La mancata effettuazione di questo passaggio fondamentale ha prodotto il perdurare o l’instaurarsi di una situazione simbiotica, di mancata differenziazione dell’uno dall’altro, con la conseguenza di una difficoltà profonda a costruire un vero e proprio processo di identificazione da parte del paziente ed una profonda modificazione del proprio atteggiamento nei confronti della vita da parte del genitore che, da quel momento in poi, non dimenticherà mai di doversi occupare prima del figlio che di sé, il che lo distrarrà dalla possibilità di riconoscere presente, dentro di sé, un lutto o un trauma non elaborato, di cui non è consapevole. Il genitore e il figlio, rimasti uniti, hanno dato luogo ad un legame di “Interdipendenza Patologica e Patogena” da cui nessuno dei due è in grado di liberarsi.

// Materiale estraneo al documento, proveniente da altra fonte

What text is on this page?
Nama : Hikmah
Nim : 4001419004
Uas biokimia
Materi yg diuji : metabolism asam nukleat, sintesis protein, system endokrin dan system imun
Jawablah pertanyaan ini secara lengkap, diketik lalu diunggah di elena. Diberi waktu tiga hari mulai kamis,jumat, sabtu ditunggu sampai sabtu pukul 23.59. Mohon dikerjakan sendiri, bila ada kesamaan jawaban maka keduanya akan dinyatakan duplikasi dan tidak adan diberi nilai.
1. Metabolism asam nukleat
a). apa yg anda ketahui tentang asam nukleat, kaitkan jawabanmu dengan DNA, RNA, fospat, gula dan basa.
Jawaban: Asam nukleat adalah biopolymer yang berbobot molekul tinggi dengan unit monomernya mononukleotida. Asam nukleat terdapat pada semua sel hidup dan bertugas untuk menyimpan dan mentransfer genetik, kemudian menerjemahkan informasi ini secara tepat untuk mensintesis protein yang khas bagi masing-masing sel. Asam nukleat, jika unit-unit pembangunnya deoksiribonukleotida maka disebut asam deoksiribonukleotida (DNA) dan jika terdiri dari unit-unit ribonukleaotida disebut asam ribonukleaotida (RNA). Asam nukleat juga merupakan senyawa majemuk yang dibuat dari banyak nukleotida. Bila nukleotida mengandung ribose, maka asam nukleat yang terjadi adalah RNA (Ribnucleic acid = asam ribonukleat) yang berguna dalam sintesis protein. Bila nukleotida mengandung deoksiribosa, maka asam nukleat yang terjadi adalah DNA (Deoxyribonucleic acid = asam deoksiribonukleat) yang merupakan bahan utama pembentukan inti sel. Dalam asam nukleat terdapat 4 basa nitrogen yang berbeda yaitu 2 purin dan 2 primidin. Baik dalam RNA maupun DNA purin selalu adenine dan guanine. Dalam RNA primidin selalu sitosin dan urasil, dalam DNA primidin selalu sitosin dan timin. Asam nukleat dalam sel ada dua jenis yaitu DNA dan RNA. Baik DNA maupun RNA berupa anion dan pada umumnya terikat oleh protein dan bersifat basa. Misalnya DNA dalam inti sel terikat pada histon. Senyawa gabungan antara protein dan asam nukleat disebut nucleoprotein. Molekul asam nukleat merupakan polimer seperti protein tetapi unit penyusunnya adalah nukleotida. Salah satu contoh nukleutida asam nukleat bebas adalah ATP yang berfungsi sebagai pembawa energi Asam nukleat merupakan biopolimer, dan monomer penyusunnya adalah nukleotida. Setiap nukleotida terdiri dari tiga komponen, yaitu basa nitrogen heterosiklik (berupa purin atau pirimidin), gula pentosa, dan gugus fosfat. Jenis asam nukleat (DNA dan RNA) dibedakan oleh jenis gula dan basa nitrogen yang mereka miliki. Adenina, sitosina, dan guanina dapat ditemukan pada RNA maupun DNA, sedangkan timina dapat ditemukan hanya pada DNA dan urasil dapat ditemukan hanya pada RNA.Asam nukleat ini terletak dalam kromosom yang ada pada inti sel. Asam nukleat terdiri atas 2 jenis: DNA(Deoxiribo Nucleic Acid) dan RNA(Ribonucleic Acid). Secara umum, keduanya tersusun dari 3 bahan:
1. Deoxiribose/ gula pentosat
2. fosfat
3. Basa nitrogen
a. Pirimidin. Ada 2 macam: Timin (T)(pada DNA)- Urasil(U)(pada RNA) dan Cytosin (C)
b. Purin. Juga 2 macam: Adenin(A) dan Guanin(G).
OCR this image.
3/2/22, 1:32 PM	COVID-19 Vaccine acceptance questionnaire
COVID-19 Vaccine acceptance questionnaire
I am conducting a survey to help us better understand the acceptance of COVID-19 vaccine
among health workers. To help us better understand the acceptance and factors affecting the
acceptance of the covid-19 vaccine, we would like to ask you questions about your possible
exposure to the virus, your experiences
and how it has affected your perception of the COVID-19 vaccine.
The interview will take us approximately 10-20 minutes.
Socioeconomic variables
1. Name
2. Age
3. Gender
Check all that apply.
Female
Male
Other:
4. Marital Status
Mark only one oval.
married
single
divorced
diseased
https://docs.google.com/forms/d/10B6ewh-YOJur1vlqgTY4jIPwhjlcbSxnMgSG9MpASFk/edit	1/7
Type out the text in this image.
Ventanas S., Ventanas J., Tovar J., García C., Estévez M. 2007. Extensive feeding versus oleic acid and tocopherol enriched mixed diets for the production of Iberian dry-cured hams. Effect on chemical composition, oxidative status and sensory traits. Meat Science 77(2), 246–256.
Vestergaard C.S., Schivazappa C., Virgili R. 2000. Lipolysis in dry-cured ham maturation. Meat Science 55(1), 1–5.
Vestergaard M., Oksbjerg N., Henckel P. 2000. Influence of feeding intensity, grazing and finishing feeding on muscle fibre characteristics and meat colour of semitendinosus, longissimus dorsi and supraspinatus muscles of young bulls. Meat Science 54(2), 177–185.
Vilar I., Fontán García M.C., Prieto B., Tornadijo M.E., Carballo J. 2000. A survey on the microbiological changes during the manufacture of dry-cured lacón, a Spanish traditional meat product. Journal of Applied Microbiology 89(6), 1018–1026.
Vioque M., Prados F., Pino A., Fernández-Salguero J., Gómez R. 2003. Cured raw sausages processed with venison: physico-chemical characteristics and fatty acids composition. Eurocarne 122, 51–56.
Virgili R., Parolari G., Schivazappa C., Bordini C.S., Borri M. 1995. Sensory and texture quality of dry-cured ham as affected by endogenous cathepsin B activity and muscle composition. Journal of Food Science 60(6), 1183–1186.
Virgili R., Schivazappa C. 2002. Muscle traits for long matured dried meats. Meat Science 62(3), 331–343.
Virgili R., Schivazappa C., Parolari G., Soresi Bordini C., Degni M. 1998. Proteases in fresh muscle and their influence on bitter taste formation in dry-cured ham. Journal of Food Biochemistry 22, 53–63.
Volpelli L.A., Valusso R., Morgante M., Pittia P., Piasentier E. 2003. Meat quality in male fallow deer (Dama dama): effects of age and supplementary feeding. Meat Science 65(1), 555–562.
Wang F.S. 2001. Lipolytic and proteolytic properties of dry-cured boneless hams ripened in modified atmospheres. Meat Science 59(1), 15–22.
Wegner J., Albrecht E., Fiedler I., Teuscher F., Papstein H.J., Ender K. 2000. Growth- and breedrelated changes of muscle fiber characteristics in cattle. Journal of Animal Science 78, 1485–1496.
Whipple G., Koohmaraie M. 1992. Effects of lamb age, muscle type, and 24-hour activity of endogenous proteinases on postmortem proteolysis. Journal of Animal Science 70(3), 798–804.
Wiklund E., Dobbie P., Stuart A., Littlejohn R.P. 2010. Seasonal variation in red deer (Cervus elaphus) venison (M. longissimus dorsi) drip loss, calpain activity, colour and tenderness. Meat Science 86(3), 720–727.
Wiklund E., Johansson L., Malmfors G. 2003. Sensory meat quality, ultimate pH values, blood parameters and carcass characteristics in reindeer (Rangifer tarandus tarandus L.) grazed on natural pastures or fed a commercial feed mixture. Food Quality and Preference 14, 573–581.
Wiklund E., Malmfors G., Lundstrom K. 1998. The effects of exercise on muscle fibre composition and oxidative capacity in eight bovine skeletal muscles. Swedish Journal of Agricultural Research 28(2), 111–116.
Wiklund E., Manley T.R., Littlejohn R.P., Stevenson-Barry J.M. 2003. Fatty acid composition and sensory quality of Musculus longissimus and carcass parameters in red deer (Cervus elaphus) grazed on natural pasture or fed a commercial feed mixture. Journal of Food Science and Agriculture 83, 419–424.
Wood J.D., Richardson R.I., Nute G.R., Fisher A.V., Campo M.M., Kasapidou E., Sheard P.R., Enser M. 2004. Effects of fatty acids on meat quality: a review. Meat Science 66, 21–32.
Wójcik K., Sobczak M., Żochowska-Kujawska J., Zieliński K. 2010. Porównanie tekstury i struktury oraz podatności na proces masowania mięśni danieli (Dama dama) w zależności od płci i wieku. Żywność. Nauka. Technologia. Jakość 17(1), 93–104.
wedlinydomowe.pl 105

L’intervento del Gruppo mira a rendere “visibile” l’esistenza di questo legame ed a consentire ad entrambi di allentarlo e, se possibile, a ridimensionarlo, arrivando a scoprire, ognuno, la propria “Virtualità Sana”, cioè un proprio modo di essere di cui il paziente non conosceva l’esistenza, mentre il genitore aveva progressivamente dimenticato di poterlo vivere.

Il Gruppo Multifamiliare si propone di supportare il paziente nella rete sociale ed affettiva in cui vive ed è inserito. Una rete sociale su cui intervenire non soltanto perché possa fornire aiuto al paziente verso il benessere e la prevenzione da eventuali ricadute, ma anche per divenire essa stessa promotrice di supporto e dispositivo che arricchisca l’attuale sistema della cura integrandosi ad esso e ampliando le possibilità offerte dal territorio.